Des vélos et des hommes

Depuis bientôt une semaine je me trouve dans le Nord Ouest de l’Allemagne, à deux pas de Hanovre. Et c’est en tant qu’envoyée spéciale de la FAPS que je me trouve ainsi dans le froid et la pluie. Abnégation, je sais… Ma mission? Humer l’air du temps (enfin, “humer” jusqu’à un certain point seulement,  parce que ce matin, vu ce que qui tombe du ciel, la seule chose que j’aurais envie de humer serait peut être le fumet d’un bon pot au feu, bien brûlant, qui fristouillerait depuis des heures sur le fourneau).

Ouvrir les yeux et les oreilles, lire un peu les journaux, écouter ça et là les conversations qui vont bon train. Parce que pour des raisons que nul ne peut ignorer, en Allemagne, ça discute ferme. Naturellement, la FAPS ne m’a pas envoyée ici pour que je m’immisce dans les affaires sensibles du moment. Mais mes yeux voient et ce qu’ils voient me torture passablement. Ici, dans ce petit patelin grand comme Trifouillis-Les Oies, on ne peut pas les rater. Ils sont là, vêtus d’improbables anoraks verts ou rouges, de drôles de bonnets à pompons qu’ils s’enfoncent jusqu’aux yeux. Décalés, presque indécents, ces pompons. Ils circulent sur les pistes cyclables, tenant bien leur droite. Leurs vélos sont flambant neufs, ce qu’une partie de la population leur reproche d’ailleurs. Des vélos neufs, pensez….! J’ignore d’où ils viennent. Pas de Suède, c’est certain: parce que pour la plupart, ils sont noirs. Erythrée?
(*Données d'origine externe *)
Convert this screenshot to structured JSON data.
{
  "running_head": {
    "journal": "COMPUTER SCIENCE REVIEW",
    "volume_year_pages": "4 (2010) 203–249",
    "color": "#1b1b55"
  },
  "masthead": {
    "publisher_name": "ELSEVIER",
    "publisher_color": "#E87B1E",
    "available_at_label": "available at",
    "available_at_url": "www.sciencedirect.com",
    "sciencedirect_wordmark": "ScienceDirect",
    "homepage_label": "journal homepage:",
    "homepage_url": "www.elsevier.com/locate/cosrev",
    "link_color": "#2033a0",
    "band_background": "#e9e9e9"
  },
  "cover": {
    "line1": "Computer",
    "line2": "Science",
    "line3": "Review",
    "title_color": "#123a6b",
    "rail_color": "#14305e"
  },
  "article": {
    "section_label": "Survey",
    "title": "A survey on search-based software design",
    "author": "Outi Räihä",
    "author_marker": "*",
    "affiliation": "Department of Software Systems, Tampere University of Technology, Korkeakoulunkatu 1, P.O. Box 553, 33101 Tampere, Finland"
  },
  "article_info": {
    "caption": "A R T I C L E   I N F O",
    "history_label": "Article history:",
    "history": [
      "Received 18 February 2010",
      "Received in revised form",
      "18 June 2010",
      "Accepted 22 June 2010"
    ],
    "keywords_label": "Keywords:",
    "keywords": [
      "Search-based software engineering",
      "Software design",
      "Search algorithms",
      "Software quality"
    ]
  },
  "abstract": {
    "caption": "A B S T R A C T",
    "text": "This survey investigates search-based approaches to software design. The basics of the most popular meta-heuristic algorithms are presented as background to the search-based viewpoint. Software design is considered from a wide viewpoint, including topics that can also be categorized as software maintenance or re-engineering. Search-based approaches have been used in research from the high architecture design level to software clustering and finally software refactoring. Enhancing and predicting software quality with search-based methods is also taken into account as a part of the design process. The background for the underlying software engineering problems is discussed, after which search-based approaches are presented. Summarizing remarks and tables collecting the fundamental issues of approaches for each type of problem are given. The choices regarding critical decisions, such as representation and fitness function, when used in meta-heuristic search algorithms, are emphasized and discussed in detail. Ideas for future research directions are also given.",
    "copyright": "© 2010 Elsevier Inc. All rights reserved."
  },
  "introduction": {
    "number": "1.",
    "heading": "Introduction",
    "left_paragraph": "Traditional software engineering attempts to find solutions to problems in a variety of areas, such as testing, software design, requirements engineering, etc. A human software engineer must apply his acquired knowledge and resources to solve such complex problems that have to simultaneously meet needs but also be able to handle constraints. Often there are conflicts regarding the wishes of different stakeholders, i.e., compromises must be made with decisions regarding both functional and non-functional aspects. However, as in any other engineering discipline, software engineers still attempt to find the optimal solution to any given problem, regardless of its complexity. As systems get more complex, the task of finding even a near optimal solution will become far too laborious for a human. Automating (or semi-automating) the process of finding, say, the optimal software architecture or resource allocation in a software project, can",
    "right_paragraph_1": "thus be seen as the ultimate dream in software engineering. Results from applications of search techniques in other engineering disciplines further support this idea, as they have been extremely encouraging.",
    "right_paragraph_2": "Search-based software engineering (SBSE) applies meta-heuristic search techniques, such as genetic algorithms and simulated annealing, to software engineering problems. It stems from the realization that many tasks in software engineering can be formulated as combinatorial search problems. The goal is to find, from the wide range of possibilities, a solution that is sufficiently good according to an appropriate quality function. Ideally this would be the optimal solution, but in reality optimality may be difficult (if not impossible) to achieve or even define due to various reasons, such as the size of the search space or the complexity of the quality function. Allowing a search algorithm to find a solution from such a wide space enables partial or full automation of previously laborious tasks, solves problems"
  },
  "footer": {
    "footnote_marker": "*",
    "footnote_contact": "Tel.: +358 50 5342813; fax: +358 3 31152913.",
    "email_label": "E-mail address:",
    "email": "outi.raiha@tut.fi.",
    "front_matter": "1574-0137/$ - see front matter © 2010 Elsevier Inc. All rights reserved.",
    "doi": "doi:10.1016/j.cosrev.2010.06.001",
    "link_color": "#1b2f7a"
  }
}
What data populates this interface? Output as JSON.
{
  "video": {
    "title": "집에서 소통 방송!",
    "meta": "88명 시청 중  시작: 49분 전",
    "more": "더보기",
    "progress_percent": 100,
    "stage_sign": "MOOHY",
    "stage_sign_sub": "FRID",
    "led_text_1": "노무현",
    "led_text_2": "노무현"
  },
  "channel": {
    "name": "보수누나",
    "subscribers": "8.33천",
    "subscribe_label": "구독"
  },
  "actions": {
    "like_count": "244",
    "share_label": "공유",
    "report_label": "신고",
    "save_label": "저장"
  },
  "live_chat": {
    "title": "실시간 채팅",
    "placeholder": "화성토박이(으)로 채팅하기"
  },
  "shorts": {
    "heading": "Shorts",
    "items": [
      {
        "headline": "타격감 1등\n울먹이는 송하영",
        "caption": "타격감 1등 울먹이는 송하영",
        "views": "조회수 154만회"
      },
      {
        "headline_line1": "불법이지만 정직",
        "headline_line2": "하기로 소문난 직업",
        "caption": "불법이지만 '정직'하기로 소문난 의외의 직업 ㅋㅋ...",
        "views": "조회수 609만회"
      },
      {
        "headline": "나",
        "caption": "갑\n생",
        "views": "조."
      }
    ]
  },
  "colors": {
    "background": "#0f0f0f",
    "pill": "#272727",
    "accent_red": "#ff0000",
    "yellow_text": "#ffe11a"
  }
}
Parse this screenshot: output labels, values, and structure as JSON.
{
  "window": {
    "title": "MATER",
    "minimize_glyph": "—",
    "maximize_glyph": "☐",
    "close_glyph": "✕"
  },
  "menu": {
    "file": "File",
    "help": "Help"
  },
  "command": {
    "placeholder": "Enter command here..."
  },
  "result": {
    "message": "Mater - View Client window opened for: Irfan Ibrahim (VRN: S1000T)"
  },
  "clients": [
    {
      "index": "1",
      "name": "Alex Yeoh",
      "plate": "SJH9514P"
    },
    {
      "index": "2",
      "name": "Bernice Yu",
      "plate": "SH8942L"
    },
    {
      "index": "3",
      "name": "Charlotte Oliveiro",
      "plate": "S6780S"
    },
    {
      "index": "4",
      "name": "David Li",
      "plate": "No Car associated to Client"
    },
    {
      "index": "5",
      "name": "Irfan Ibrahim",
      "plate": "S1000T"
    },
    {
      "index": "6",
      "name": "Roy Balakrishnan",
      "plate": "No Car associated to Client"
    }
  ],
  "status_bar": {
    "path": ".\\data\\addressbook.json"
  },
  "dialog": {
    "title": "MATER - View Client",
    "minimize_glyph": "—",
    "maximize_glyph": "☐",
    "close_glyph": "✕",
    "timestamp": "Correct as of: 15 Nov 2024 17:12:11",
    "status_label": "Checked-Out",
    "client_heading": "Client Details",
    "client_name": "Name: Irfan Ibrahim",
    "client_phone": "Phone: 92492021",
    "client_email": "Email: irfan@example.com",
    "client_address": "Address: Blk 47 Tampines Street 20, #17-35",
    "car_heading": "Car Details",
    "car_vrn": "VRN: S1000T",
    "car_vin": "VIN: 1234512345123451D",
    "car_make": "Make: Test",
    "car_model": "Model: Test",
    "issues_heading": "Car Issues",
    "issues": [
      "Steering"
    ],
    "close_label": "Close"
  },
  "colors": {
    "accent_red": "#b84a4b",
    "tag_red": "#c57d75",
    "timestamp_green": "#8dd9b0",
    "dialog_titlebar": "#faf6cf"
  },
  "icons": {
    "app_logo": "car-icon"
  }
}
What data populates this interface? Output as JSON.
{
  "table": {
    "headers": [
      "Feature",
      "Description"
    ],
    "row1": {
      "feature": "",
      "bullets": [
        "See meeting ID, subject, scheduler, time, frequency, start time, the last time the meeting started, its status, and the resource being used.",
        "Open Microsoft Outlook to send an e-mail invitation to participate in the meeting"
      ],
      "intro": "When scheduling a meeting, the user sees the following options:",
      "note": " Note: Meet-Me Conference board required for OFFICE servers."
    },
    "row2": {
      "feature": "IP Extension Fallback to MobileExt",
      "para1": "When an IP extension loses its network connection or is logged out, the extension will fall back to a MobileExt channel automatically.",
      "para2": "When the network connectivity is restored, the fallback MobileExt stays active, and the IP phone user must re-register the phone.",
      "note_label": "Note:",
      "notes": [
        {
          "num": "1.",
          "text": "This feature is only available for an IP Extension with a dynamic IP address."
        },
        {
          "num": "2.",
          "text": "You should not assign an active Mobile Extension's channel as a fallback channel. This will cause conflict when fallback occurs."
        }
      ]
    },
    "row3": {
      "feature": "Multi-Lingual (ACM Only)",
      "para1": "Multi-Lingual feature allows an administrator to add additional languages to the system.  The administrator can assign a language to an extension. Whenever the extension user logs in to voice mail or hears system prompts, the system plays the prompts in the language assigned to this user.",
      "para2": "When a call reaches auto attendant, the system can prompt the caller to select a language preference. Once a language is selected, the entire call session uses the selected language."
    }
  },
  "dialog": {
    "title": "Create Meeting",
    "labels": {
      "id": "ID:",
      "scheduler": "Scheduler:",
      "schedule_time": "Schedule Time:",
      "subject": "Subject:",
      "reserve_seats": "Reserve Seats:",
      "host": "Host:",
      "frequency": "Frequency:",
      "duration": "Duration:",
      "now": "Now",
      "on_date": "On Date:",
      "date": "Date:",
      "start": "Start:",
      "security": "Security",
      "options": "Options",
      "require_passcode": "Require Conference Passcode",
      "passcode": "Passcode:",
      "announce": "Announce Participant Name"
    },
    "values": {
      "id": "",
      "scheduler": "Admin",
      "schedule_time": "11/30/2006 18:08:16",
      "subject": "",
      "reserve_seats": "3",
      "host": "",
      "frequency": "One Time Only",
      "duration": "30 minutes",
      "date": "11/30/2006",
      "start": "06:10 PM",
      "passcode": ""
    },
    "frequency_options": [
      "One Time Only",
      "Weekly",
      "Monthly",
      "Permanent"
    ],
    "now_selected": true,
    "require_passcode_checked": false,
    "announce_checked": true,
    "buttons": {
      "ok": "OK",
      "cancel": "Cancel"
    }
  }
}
Sans doute… Même si cette année l’hiver n’est pas catastrophique, comment peuvent-ils supporter ce froid, cette humidité qui doit les transpercer jusqu’à la moelle? Il est vrai que depuis qu’ils ont quitté leurs pays ils ont dû en affronter des conditions extrêmes : la mer-cercueil déchaînée, la neige en Europe centrale, la boue et aussi le regard des peinards que nous sommes! Finalement, ceux qui roulent sur leurs beaux vélos, ici dans cette banlieue protégée, ont eu de la chance. Mais que va-t-il advenir d’eux? Je n’en ai pas la moindre idée mais ce que je sais c’est que leur présence divise l’Allemagne et que moi, ici, je n’ai qu’un devoir : la fermer!